Berdasar atas tujuan mulia tersebut, maka untuk mengadakan walimah tidak perlu dengan sesuatu yang mewah, bahkan kesunnahan walimah dapat tereduksi jika walimah tersebut diadakan melampaui batas dengan terlampau bermewah-mewah an. Hal ini sesuai dengan sabda Rasulullah saw, yang artinya, “Adakanlah walimah walaupun hanya dengan seekor kambing”. Dan perlu kita ketahui, bahwa kambing pada zaman Rasulullah merupakan makanan yang paling sederhana. Jadi, jika kita coba kontekstualisasikan hadis tersebut, dan coba kita terapkan di daerah kita (Pekalongan), maka ayam atau roti, itu sudah cukup mewakili seekor kambing sebagai manifestasi kesederhanaan yang dianjurkan Nabi saw, karena tentu sederhana itu relatif, bergantung pada budaya atau adat istiadat masyarakat sekitar. Dalam hal ini, yang ditekankan Nabi adalah yang penting ada makanannya dalam acara walimah tersebut.
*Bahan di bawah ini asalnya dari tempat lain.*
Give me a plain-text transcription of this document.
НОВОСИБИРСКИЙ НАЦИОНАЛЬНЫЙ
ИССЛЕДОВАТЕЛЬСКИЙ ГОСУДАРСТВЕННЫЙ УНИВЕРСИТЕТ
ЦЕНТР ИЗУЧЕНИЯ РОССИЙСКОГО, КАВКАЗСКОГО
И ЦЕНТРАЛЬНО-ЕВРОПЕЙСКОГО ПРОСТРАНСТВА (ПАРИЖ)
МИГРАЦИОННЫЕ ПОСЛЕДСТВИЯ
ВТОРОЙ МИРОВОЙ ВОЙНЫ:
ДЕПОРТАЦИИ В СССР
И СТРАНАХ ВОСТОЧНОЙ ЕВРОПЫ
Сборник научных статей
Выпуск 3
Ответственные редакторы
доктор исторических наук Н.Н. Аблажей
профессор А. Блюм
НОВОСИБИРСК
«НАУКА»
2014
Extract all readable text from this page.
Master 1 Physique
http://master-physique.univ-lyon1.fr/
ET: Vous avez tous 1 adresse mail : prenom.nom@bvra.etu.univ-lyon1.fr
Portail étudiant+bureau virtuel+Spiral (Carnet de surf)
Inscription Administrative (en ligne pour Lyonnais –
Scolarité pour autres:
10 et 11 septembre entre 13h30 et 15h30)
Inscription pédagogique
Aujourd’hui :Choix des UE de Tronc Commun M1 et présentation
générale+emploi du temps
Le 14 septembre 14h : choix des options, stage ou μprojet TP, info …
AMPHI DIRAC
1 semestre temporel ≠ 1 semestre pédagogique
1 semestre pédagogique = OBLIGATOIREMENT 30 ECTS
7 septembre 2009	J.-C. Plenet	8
Hal ini sesuai dengan hadis Nabi saw, yang kurang lebih artinya, “dari Anas Ra, ia berkata: “Rasulullah SAW pernah tinggal diantara Khaibar dan Madinah selama tiga malam ketika menikah dengan Syafiah. Lalu aku mengundang kaum Muslimin menghadiri walimahnya. Dalam walimah itu tidak terdapat roti dan daging. Tetapi hanya digelar tikar lalu diletakkan dikurma, keju dan samin diatasnya. Semua hadirin makan dengan puas.” (HR. Bukhari dan Muslim).
Dari pernyataan tersebut dapat kita simpulkan, bahwa untuk mengadakan walimah tidak perlu dengan bermewah-mewahan dan mengeluarkan uang banyak, apalagi sampai terlilit hutang karena memaksakan agar walimah dapat diadakan dengan mewah, barangkali karena terpengaruh faktor gengsi.
Nabi sendiri mengadakan walimah pada salah satu istri beliau, yakni Zaenab bin Jahsy. Nabi mengadakan walimah tersebut dengan sangat sederhana, jauh dari kata mewah. Karena makanan yang dihidangkan pada acara walimah tersebut pun hanya dengan memotong seekor kambing. Sebagaimana yang disebutkan dalam hadis berikut ini:
عن أنس رضي الله عنه قال : ما رأيت رسول الله صلى الله عليه وسلم أَوْلَمَ عَلَى امْرَأَةٍ مِنْ نِسَائِهِ مَا أَوْ لَمَ عَلَى زَيْنَبَ , فَإِنَّهُ ذَبَحَ شَاةً
“dari Anas Ra, ia berkata: “Aku tidak pernah melihat Rasulullah SAW mengadakan walimah untuk istrinya seperti beliau mengadakan walimah untuk Zainab, beliau menyembelih seekor kambing.” (HR. Bukhari Muslim).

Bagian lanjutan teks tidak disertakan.